Returns true if this set and the other set have the same items.

This implementation assumes that if the two sets use different definitions of equality (different IEqualityComparer<T>s), that neither set contains duplicates from the point of view of the other set. If this rule is broken–meaning, if either of the sets were constructed with the comparer of the other set, that set would shrink– then the results of this method are unreliable. If both sets use the same comparer, though, you have nothing to worry about.

Referenced by Loyc.Collections.Set< Loyc.LLParserGenerator.AndPred >.SetEquals().

◆ SymmetricExceptWith()

int Loyc.Collections.Impl.InternalSet< T >.SymmetricExceptWith ( IEnumerable< T >  other,
IEqualityComparer< T >  comparer,
bool  xorDuplicates = true 
)
inline

Modifies the current set to contain only elements that were present either in this set or in the other collection, but not both.

Parameters
xorDuplicatesControls this function's behavior in case 'other' contains duplicates.
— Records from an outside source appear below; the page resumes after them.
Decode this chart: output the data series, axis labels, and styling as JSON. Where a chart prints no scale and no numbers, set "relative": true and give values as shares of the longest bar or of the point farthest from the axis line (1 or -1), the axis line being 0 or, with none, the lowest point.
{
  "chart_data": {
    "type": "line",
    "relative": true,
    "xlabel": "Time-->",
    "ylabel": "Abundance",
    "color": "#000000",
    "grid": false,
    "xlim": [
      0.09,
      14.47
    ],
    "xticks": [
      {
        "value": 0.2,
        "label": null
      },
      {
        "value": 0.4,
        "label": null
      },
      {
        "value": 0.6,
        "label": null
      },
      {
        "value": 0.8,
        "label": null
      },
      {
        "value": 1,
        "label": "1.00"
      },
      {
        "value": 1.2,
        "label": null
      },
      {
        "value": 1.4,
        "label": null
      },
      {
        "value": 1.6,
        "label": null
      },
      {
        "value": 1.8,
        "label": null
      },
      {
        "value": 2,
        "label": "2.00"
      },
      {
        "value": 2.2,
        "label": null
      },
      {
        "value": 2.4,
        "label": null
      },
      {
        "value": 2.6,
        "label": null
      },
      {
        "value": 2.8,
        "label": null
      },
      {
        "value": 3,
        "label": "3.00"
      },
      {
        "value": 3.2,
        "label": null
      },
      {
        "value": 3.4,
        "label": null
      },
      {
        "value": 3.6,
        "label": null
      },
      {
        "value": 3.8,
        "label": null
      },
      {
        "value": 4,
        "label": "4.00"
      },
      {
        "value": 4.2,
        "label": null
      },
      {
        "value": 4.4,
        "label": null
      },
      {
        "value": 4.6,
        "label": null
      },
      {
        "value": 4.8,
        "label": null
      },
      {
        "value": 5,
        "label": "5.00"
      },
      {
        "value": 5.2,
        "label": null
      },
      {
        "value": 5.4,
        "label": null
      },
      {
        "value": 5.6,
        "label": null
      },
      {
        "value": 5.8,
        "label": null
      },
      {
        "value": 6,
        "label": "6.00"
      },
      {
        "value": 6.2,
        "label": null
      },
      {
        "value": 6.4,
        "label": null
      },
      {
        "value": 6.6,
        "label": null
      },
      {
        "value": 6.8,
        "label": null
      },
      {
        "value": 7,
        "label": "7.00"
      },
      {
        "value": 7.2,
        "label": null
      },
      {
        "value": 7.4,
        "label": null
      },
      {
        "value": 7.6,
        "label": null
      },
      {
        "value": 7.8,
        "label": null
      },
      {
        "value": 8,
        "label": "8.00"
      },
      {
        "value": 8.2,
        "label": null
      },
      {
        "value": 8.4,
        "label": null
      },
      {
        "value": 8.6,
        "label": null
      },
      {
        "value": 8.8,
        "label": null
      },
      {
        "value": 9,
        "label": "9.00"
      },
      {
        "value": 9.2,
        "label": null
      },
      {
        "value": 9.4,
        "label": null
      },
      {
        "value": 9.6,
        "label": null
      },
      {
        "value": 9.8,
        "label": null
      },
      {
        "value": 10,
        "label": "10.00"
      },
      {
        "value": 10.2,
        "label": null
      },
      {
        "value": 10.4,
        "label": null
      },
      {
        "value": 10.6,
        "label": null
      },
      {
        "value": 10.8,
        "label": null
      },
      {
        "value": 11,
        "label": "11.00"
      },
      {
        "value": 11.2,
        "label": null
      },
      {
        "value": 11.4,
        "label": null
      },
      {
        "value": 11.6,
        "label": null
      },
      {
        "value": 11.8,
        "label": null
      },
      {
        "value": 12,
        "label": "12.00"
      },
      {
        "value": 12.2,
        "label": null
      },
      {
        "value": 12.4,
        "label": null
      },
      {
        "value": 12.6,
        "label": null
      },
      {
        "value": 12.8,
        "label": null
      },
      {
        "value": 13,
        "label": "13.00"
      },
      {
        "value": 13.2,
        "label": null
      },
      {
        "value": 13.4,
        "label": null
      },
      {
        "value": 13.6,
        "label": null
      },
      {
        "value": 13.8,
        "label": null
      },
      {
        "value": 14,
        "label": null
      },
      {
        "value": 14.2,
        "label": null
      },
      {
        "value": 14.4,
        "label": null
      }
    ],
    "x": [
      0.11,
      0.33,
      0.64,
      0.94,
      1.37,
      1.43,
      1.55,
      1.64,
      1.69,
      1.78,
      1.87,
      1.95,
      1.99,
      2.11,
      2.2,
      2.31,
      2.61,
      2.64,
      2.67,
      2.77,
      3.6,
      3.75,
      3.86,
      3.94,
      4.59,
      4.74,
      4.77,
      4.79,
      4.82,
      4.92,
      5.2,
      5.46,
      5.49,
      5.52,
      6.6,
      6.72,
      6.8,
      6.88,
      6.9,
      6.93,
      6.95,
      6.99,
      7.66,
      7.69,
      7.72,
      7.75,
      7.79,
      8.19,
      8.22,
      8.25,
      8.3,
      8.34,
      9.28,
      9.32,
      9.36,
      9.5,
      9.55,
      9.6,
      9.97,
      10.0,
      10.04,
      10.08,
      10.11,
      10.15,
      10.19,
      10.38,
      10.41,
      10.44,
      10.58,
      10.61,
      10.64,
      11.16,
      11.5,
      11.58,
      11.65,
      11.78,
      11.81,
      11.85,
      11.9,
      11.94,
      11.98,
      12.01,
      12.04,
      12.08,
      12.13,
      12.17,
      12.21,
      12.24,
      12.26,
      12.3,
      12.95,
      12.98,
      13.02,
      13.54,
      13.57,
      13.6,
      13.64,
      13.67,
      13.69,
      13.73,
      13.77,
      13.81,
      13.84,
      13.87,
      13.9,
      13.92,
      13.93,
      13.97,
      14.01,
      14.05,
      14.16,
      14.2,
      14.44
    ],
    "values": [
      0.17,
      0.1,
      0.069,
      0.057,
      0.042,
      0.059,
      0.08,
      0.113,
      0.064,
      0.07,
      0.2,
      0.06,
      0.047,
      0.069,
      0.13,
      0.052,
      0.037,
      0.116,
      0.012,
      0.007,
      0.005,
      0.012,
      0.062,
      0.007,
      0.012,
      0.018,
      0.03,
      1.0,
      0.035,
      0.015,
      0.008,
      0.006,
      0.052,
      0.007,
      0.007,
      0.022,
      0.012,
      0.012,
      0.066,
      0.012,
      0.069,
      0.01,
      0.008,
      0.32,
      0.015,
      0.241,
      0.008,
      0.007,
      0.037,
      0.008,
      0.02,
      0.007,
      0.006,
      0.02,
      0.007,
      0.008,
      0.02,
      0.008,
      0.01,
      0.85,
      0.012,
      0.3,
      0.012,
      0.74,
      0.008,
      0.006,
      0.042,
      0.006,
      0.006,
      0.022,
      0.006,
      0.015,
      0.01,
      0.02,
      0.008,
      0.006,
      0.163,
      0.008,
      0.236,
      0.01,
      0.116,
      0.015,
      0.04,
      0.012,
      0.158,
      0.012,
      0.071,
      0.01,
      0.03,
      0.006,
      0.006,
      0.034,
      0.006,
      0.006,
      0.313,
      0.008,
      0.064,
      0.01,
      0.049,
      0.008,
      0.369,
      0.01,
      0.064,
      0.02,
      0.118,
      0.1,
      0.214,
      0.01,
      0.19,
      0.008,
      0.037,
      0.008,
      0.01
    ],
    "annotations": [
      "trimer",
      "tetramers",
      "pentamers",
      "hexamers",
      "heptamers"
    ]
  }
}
If xorDuplicates is true, an even number of duplicates has no overall effect and an odd number is treated the same as if there were a single instance of the item. Setting xorDuplicates to false is costly, since a temporary set is constructed in order to eliminate any duplicates. The same comparer is used for the temporary set as for this set.

Returns the change in set size (positive if items were added, negative if items were removed)

◆ Thaw()

Thaws a frozen root node by duplicating it, or creates the root node if the set doesn't have one.
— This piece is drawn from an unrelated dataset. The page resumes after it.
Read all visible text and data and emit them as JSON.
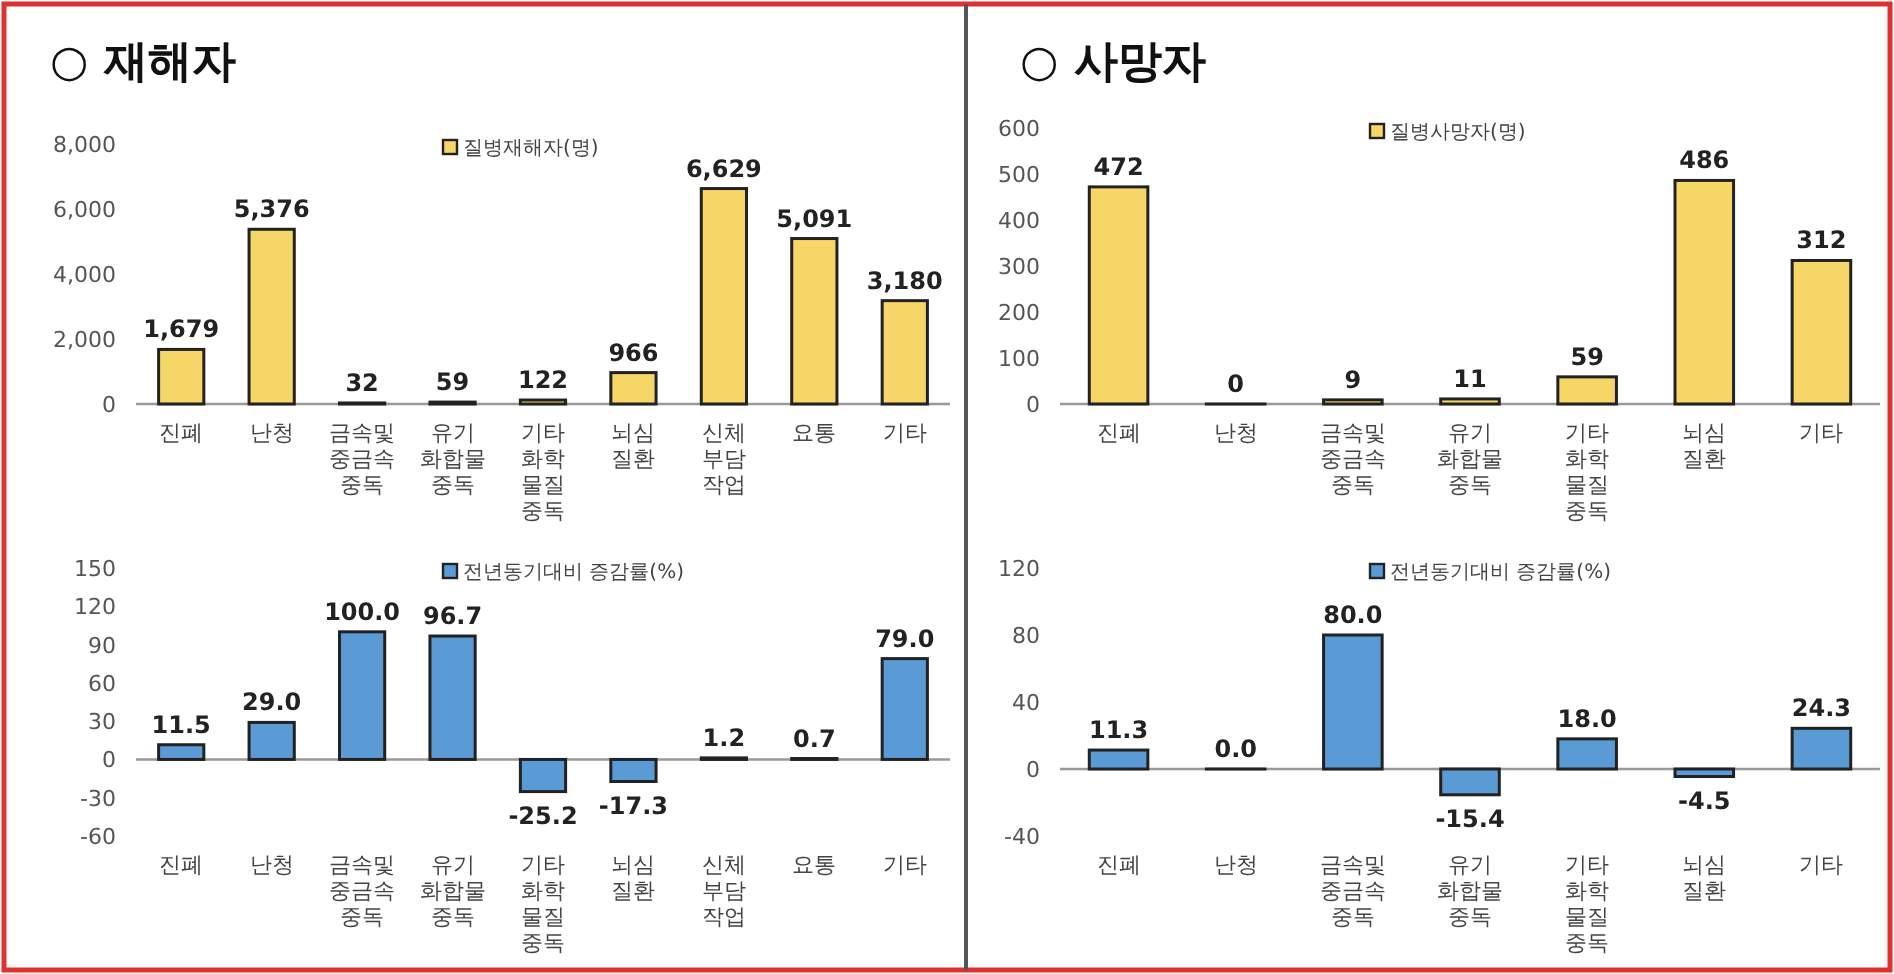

Since InternalSet<T> is a structure rather than a class, it's not immediately obvious what the happens when you copy it with the '=' operator. The InternalList<T> structure, for example, it is unsafe to copy (in general) because as the list length changes, the two (or more) copies immediately go "out of sync" because each copy has a separate Count property and a separate array pointer–and yet they will share the same array, at least temporarily, which can produce strange results.

It is mostly safe to copy InternalSet instances, however, because they only contain a single piece of data (a reference to the root node), and the root node only changes in two situations:

  1. When the root node is null and you call Add or this method
  2. When the root node is frozen and you modify the set or call this method

In the second case, when you have frozen a set with CloneFreeze(), all existing copies are frozen, and further changes affect only the specific copy that you change. You can also call Thaw() if you need to make copies that are kept in sync, without actually modifying the set first.
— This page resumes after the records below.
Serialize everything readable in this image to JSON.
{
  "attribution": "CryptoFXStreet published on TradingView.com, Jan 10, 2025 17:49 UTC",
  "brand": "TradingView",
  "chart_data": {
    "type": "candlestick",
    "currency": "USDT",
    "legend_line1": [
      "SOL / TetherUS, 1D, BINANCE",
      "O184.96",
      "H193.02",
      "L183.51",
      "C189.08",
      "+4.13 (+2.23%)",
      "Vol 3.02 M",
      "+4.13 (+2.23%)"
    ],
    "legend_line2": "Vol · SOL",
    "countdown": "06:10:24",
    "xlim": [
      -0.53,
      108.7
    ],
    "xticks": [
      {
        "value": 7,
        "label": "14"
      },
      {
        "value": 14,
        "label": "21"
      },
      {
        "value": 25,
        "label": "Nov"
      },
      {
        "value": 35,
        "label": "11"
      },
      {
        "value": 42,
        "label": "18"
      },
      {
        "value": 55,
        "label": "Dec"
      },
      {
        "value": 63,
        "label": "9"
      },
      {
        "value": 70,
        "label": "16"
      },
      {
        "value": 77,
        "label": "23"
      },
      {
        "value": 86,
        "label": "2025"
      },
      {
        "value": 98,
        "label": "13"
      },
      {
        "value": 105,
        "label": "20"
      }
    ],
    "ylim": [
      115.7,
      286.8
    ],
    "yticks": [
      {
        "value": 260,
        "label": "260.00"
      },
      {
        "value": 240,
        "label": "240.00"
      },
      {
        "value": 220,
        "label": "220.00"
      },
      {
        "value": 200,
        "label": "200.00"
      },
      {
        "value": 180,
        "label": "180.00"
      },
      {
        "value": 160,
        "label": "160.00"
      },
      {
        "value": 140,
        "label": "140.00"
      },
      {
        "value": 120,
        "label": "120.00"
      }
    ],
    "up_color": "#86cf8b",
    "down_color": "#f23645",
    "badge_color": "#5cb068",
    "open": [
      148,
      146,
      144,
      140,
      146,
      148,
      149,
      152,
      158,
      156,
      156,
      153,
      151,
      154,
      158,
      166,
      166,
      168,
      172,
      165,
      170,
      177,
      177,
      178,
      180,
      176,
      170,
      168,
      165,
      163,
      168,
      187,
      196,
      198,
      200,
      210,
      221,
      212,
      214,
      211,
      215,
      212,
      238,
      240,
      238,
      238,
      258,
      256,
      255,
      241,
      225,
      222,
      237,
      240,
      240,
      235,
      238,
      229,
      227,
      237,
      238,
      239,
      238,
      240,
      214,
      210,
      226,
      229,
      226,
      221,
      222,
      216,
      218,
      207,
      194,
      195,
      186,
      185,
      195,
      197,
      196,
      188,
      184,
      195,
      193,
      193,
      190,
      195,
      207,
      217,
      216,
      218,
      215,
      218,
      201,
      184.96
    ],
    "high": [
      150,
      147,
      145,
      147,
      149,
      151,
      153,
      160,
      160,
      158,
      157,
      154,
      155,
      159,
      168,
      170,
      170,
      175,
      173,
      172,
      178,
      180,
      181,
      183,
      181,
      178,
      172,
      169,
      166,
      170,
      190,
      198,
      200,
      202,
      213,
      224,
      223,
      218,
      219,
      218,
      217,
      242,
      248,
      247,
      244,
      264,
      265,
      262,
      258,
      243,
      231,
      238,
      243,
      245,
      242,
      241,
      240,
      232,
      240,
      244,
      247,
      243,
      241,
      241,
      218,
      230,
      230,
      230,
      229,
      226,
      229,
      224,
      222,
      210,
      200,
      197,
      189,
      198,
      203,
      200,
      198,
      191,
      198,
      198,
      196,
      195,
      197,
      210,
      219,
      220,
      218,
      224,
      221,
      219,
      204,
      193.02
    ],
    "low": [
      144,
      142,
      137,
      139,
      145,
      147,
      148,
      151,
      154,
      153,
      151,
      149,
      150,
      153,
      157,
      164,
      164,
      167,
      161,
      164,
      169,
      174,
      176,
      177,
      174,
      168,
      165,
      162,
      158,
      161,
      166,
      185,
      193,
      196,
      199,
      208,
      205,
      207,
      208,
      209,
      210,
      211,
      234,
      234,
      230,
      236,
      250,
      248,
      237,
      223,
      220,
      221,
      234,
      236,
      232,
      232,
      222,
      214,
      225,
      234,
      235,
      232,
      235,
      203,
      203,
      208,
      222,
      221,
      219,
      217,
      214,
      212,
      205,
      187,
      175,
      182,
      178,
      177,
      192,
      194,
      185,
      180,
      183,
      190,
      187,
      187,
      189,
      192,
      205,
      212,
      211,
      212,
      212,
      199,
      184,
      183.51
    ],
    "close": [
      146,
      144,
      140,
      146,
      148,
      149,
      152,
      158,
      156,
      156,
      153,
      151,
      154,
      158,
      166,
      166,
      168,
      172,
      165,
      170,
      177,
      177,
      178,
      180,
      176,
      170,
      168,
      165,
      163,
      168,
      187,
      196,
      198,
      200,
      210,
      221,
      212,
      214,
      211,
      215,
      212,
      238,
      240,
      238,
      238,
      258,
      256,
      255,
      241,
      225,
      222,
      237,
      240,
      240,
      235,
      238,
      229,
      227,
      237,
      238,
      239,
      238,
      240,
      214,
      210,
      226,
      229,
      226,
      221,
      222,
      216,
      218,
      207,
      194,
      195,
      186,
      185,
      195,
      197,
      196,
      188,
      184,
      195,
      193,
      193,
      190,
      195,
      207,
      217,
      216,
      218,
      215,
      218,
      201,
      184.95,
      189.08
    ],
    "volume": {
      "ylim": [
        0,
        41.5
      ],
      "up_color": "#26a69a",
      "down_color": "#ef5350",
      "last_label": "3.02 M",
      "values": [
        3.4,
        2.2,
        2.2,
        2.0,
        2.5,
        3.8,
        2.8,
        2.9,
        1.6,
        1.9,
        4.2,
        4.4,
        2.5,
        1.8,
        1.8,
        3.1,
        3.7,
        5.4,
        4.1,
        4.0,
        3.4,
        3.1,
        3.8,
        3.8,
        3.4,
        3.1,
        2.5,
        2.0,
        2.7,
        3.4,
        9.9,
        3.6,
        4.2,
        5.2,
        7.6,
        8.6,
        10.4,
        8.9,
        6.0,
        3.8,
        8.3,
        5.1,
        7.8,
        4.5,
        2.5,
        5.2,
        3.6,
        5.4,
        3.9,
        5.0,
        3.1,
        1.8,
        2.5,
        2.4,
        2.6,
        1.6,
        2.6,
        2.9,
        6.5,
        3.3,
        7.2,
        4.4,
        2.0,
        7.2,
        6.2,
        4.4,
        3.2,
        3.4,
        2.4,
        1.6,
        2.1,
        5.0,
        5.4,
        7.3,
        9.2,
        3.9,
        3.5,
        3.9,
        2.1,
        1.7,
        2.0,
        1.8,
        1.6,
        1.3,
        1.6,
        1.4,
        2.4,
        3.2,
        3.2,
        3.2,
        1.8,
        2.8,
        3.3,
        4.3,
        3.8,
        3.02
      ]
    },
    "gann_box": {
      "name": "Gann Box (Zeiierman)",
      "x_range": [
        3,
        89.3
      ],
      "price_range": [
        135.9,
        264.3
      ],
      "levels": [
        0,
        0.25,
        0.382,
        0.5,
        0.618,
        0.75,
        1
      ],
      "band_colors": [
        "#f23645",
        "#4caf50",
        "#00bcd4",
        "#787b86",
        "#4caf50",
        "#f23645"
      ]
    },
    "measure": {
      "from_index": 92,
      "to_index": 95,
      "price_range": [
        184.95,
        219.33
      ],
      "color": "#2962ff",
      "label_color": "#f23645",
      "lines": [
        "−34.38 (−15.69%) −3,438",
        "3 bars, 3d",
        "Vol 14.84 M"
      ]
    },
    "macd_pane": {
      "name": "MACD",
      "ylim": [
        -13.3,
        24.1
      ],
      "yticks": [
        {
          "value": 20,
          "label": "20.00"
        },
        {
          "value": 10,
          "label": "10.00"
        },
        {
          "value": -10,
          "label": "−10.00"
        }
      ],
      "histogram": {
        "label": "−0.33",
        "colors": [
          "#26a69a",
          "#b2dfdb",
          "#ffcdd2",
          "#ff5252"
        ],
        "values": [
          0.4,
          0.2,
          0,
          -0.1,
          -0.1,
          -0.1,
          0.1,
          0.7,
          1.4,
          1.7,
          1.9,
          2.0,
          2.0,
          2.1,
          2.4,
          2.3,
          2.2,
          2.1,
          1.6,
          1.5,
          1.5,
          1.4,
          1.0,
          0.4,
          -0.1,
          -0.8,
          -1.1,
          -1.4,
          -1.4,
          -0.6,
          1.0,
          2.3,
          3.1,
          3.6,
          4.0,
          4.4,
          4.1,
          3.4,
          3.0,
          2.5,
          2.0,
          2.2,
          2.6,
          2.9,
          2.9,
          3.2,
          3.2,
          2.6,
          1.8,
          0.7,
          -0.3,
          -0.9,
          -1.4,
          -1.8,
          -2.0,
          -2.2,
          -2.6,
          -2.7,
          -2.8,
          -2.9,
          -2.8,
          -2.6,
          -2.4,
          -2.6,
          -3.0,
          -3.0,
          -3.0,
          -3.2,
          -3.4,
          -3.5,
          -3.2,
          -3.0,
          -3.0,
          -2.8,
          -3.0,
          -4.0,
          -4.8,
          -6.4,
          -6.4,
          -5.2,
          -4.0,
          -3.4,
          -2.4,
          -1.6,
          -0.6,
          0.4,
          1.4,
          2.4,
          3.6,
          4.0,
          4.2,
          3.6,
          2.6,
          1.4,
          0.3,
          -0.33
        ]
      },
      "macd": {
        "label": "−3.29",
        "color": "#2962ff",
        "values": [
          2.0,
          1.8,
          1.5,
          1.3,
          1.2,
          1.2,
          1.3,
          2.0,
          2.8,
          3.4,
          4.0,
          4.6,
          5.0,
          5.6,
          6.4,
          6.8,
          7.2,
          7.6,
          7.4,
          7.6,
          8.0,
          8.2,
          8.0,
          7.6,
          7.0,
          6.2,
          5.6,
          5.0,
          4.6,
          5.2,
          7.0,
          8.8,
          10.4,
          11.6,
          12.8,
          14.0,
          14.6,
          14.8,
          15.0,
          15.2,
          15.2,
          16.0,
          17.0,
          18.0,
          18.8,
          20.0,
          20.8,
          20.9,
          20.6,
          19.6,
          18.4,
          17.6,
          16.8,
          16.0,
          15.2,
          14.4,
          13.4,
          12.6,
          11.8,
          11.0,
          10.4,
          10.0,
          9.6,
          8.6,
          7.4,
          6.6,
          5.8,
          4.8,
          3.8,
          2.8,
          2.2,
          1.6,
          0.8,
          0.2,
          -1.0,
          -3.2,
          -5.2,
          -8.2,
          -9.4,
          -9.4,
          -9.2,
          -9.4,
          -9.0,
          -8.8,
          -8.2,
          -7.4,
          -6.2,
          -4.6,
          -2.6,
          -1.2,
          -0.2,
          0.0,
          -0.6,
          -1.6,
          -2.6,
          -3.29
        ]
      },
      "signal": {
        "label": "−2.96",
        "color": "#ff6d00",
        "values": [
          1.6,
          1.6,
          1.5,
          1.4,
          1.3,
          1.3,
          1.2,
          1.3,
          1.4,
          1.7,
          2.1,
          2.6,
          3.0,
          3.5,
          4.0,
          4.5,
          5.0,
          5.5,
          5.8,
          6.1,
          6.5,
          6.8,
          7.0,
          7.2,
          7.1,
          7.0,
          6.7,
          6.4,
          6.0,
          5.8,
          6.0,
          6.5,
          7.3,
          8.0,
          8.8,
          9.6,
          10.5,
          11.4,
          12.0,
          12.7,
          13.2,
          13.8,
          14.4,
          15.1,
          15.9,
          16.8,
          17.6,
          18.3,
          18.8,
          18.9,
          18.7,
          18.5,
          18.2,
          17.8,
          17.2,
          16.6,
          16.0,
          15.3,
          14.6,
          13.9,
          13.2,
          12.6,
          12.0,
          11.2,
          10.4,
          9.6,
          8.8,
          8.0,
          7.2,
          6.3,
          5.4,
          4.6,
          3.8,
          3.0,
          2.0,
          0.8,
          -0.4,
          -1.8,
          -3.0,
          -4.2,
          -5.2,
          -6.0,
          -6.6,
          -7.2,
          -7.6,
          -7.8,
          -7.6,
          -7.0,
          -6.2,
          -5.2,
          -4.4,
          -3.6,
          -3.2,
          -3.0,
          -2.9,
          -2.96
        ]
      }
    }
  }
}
This method has no effect if the root node is already thawed.

◆ UnionWith()

int Loyc.Collections.Impl.InternalSet< T >.UnionWith ( IEnumerable< T >  other,
IEqualityComparer< T >  thisComparer,
bool  replaceIfPresent 
)
inline

Adds the contents of 'other' to this set.

Parameters
thisComparerThe comparer for this set (not for 'other', which is simply enumerated).
replaceIfPresentIf items in 'other' match items in this set, this flag causes those items in 'other' to replace the items in this set.

Member Data Documentation

◆ DefaultComparer

readonly IEqualityComparer<T> Loyc.Collections.Impl.InternalSet< T >.DefaultComparer = typeof(IReferenceEquatable).IsAssignableFrom(typeof(T)) ? null : EqualityComparer<T>.Default
static

This is EqualityComparer<T>.Default, or null if T implements IReferenceEquatable.

◆ Empty

readonly InternalSet<T> Loyc.Collections.Impl.InternalSet< T >.Empty = new InternalSet<T> { _root = FrozenEmptyRoot() }
static

An empty set.

This property comes with a frozen, empty root node, which Set<T> uses as an "initialized" flag.